Ce document, encore secret il y a quelques années, mais dont plusieurs versions avaient fuité, est depuis quelque temps rendu public par Google.

Il reflète la façon dont Google envisage la qualité d’un résultat dans une logique d’expérience de recherche. Sa lecture est édifiante, car elle permet de comprendre à quel point la notion de « qualité » vue par Google, est différente de l’intuition que les éditeurs de site pourraient en avoir.

Nous avions déjà évoqué ce sujet dans deux articles publiés début 2017:

Un aperçu de la plateforme d’évaluation dont se servent les quality evaluators

De la confiance accordée à un contenu, à la confiance que l’on peut accorder à son auteur

La lecture de la nouvelle version révèle une première différence fondamentale. Dorénavant, on ne demande plus aux « search quality evaluators » d’estimer la confiance que l’on peut placer dans un contenu, mais on leur demande aussi de chercher à vérifier la fiabilité de l’auteur de ce contenu.

C’est donc une précaution supplémentaire face aux problèmes des fake news qui se répandent régulièrement, en particulier via les résultats du moteur de recherche Google.

La notion de « bénéfice attendu » (beneficial purpose)

La principale nouveauté,  c’est que les évaluateurs se voient demander de noter les résultats en fonction du concept de « beneficial purpose » (le « bénéfice attendu ») des pages. En clair, une page figurant en tête des résultats doit avoir un objectif qui sera perçu par l’internaute comme une contribution positive : la page lui rend service, ou lui apporte une information fiable ou utile par exemple.

Les principaux critères communiqués aux « quality evaluators »

Voici un résumé des principales règles communiquées aux search quality evaluators.

Les pages doivent être évaluées en prenant en considération :

  • Le but de la page
  • Expertise, autorité, fiabilité : il s’agit d’une caractéristique de qualité importante […]
  • Qualité et quantité du contenu principal : la notation porte sur la page d’atterrissage de l’URL de la page de résultats à étudier
  • Informations sur le site Web/informations sur qui est responsable du contenu principal : trouvez des informations sur le site Web ainsi que sur le créateur du contenu principal.
  • Réputation du site Web/réputation de l’éditeur/auteur du contenu principal : des liens pour aider à la recherche sur la réputation seront fournis.

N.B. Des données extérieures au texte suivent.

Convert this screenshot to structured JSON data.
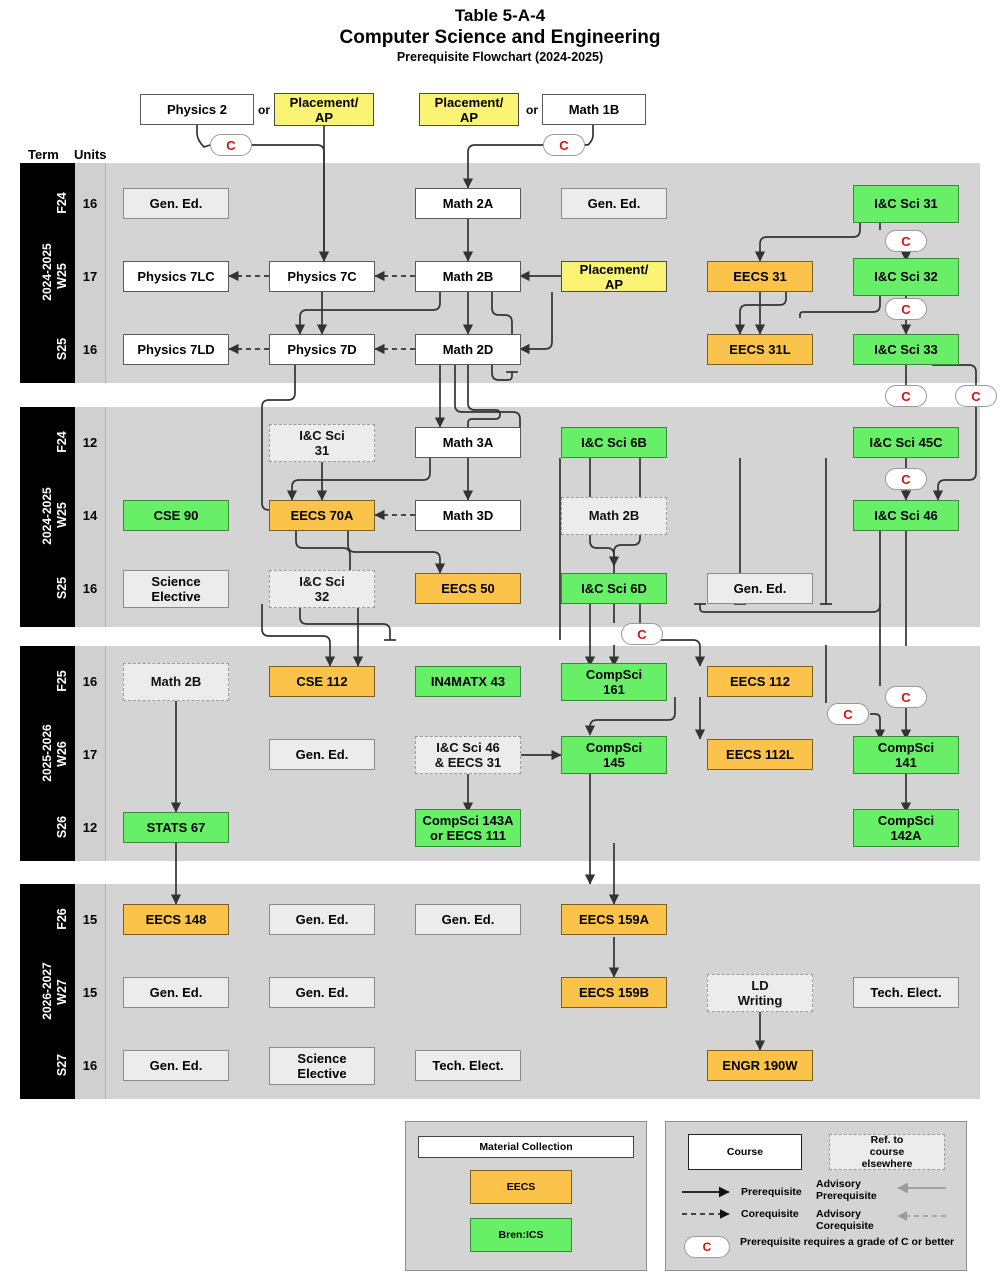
{
  "title": {
    "line1": "Table 5-A-4",
    "line2": "Computer Science and Engineering",
    "line3": "Prerequisite Flowchart (2024-2025)"
  },
  "headers": {
    "term": "Term",
    "units": "Units"
  },
  "colors": {
    "eecs": "#fbc34a",
    "brenics": "#68ef68",
    "placement": "#fbf373",
    "gened": "#ececec",
    "course": "#ffffff",
    "block_bg": "#d4d4d4",
    "term_bg": "#000000",
    "grade_c": "#d01414"
  },
  "top_row": {
    "boxes": [
      {
        "label": "Physics 2",
        "style": "white"
      },
      {
        "label": "or",
        "style": "text"
      },
      {
        "label": "Placement/ AP",
        "style": "yellow"
      },
      {
        "label": "Placement/ AP",
        "style": "yellow"
      },
      {
        "label": "or",
        "style": "text"
      },
      {
        "label": "Math 1B",
        "style": "white"
      }
    ],
    "grade_pills": [
      "C",
      "C"
    ]
  },
  "blocks": [
    {
      "year": "2024-2025",
      "rows": [
        {
          "term": "F24",
          "units": "16",
          "nodes": [
            {
              "label": "Gen. Ed.",
              "style": "gray",
              "col": 0
            },
            {
              "label": "Math 2A",
              "style": "white",
              "col": 2
            },
            {
              "label": "Gen. Ed.",
              "style": "gray",
              "col": 3
            },
            {
              "label": "I&C Sci 31",
              "style": "green",
              "col": 5
            }
          ]
        },
        {
          "term": "W25",
          "units": "17",
          "nodes": [
            {
              "label": "Physics 7LC",
              "style": "white",
              "col": 0
            },
            {
              "label": "Physics 7C",
              "style": "white",
              "col": 1
            },
            {
              "label": "Math 2B",
              "style": "white",
              "col": 2
            },
            {
              "label": "Placement/ AP",
              "style": "yellow",
              "col": 3
            },
            {
              "label": "EECS 31",
              "style": "orange",
              "col": 4
            },
            {
              "label": "I&C Sci 32",
              "style": "green",
              "col": 5
            }
          ]
        },
        {
          "term": "S25",
          "units": "16",
          "nodes": [
            {
              "label": "Physics 7LD",
              "style": "white",
              "col": 0
            },
            {
              "label": "Physics 7D",
              "style": "white",
              "col": 1
            },
            {
              "label": "Math 2D",
              "style": "white",
              "col": 2
            },
            {
              "label": "EECS 31L",
              "style": "orange",
              "col": 4
            },
            {
              "label": "I&C Sci 33",
              "style": "green",
              "col": 5
            }
          ]
        }
      ]
    },
    {
      "year": "2024-2025",
      "rows": [
        {
          "term": "F24",
          "units": "12",
          "nodes": [
            {
              "label": "I&C Sci 31",
              "style": "dashed",
              "col": 1
            },
            {
              "label": "Math 3A",
              "style": "white",
              "col": 2
            },
            {
              "label": "I&C Sci 6B",
              "style": "green",
              "col": 3
            },
            {
              "label": "I&C Sci 45C",
              "style": "green",
              "col": 5
            }
          ]
        },
        {
          "term": "W25",
          "units": "14",
          "nodes": [
            {
              "label": "CSE 90",
              "style": "green",
              "col": 0
            },
            {
              "label": "EECS 70A",
              "style": "orange",
              "col": 1
            },
            {
              "label": "Math 3D",
              "style": "white",
              "col": 2
            },
            {
              "label": "Math 2B",
              "style": "dashed",
              "col": 3
            },
            {
              "label": "I&C Sci 46",
              "style": "green",
              "col": 5
            }
          ]
        },
        {
          "term": "S25",
          "units": "16",
          "nodes": [
            {
              "label": "Science Elective",
              "style": "gray",
              "col": 0
            },
            {
              "label": "I&C Sci 32",
              "style": "dashed",
              "col": 1
            },
            {
              "label": "EECS 50",
              "style": "orange",
              "col": 2
            },
            {
              "label": "I&C Sci 6D",
              "style": "green",
              "col": 3
            },
            {
              "label": "Gen. Ed.",
              "style": "gray",
              "col": 4
            }
          ]
        }
      ]
    },
    {
      "year": "2025-2026",
      "rows": [
        {
          "term": "F25",
          "units": "16",
          "nodes": [
            {
              "label": "Math 2B",
              "style": "dashed",
              "col": 0
            },
            {
              "label": "CSE 112",
              "style": "orange",
              "col": 1
            },
            {
              "label": "IN4MATX 43",
              "style": "green",
              "col": 2
            },
            {
              "label": "CompSci 161",
              "style": "green",
              "col": 3
            },
            {
              "label": "EECS 112",
              "style": "orange",
              "col": 4
            },
            {
              "label": "CompSci 141",
              "style": "green",
              "col": 5,
              "rowspan_offset": 1
            }
          ]
        },
        {
          "term": "W26",
          "units": "17",
          "nodes": [
            {
              "label": "Gen. Ed.",
              "style": "gray",
              "col": 1
            },
            {
              "label": "I&C Sci 46 & EECS 31",
              "style": "dashed",
              "col": 2
            },
            {
              "label": "CompSci 145",
              "style": "green",
              "col": 3
            },
            {
              "label": "EECS 112L",
              "style": "orange",
              "col": 4
            },
            {
              "label": "CompSci 141",
              "style": "green",
              "col": 5
            }
          ]
        },
        {
          "term": "S26",
          "units": "12",
          "nodes": [
            {
              "label": "STATS 67",
              "style": "green",
              "col": 0
            },
            {
              "label": "CompSci 143A or EECS 111",
              "style": "green",
              "col": 2
            },
            {
              "label": "CompSci 142A",
              "style": "green",
              "col": 5
            }
          ]
        }
      ]
    },
    {
      "year": "2026-2027",
      "rows": [
        {
          "term": "F26",
          "units": "15",
          "nodes": [
            {
              "label": "EECS 148",
              "style": "orange",
              "col": 0
            },
            {
              "label": "Gen. Ed.",
              "style": "gray",
              "col": 1
            },
            {
              "label": "Gen. Ed.",
              "style": "gray",
              "col": 2
            },
            {
              "label": "EECS 159A",
              "style": "orange",
              "col": 3
            }
          ]
        },
        {
          "term": "W27",
          "units": "15",
          "nodes": [
            {
              "label": "Gen. Ed.",
              "style": "gray",
              "col": 0
            },
            {
              "label": "Gen. Ed.",
              "style": "gray",
              "col": 1
            },
            {
              "label": "EECS 159B",
              "style": "orange",
              "col": 3
            },
            {
              "label": "LD Writing",
              "style": "dashed",
              "col": 4
            },
            {
              "label": "Tech. Elect.",
              "style": "gray",
              "col": 5
            }
          ]
        },
        {
          "term": "S27",
          "units": "16",
          "nodes": [
            {
              "label": "Gen. Ed.",
              "style": "gray",
              "col": 0
            },
            {
              "label": "Science Elective",
              "style": "gray",
              "col": 1
            },
            {
              "label": "Tech. Elect.",
              "style": "gray",
              "col": 2
            },
            {
              "label": "ENGR 190W",
              "style": "orange",
              "col": 4
            }
          ]
        }
      ]
    }
  ],
  "legend_left": {
    "items": [
      {
        "label": "Material Collection",
        "style": "white"
      },
      {
        "label": "EECS",
        "style": "orange"
      },
      {
        "label": "Bren:ICS",
        "style": "green"
      }
    ]
  },
  "legend_right": {
    "course_label": "Course",
    "ref_label": "Ref. to course elsewhere",
    "prerequisite": "Prerequisite",
    "corequisite": "Corequisite",
    "advisory_prerequisite": "Advisory Prerequisite",
    "advisory_corequisite": "Advisory Corequisite",
    "grade_pill": "C",
    "grade_note": "Prerequisite requires a grade of C or better"
  }
}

La notion de beneficial purpose telle qu’elle est expliquée dans le guide

Les autres changements notables

Parmi les autres changements notables on note :

– l’accent mis sur la vérification du professionnalisme des sites de presse : vérification de l’existence de chartes éditoriales, de règles déontologiques, d’auteurs dotés de la carte de presse etc.

– un focus sur les contenus qui relaient des propos haineux ou discriminatoires, qui doivent être repérés et mal notés

– un élargissement de la notion de sites « YMYL » (la bourse ou la vie), c’est à dire des sites dispensant des informations sensibles, qui font l’objet d’une sévérité accrue. La liste s’étend maintenant à des sites dispensant des informations pouvant mettre en danger la sécurité des internautes.

Si vous voulez comprendre comment Google analyse la qualité de votre contenu, lisez ce guide !

Beaucoup de sections de ce guide ont été réécrites depuis la version de mars 2017 : si vous avez déjà lu ce guide, je vous invite à le relire, ou au moins à lire le compte rendu détaillé des changements publiés par Jennifer Slegg.

Si vous ne l’avez pas encore lu, lisez-le ! C’est bourré d’informations édifiantes, et cela changera à jamais votre vision de ce que vous pensez être un contenu de qualité aux yeux de Google. Bon, d’accord, ce guide comporte 168 pages. Mais lisez-le sur la plage, à la place de votre roman habituel.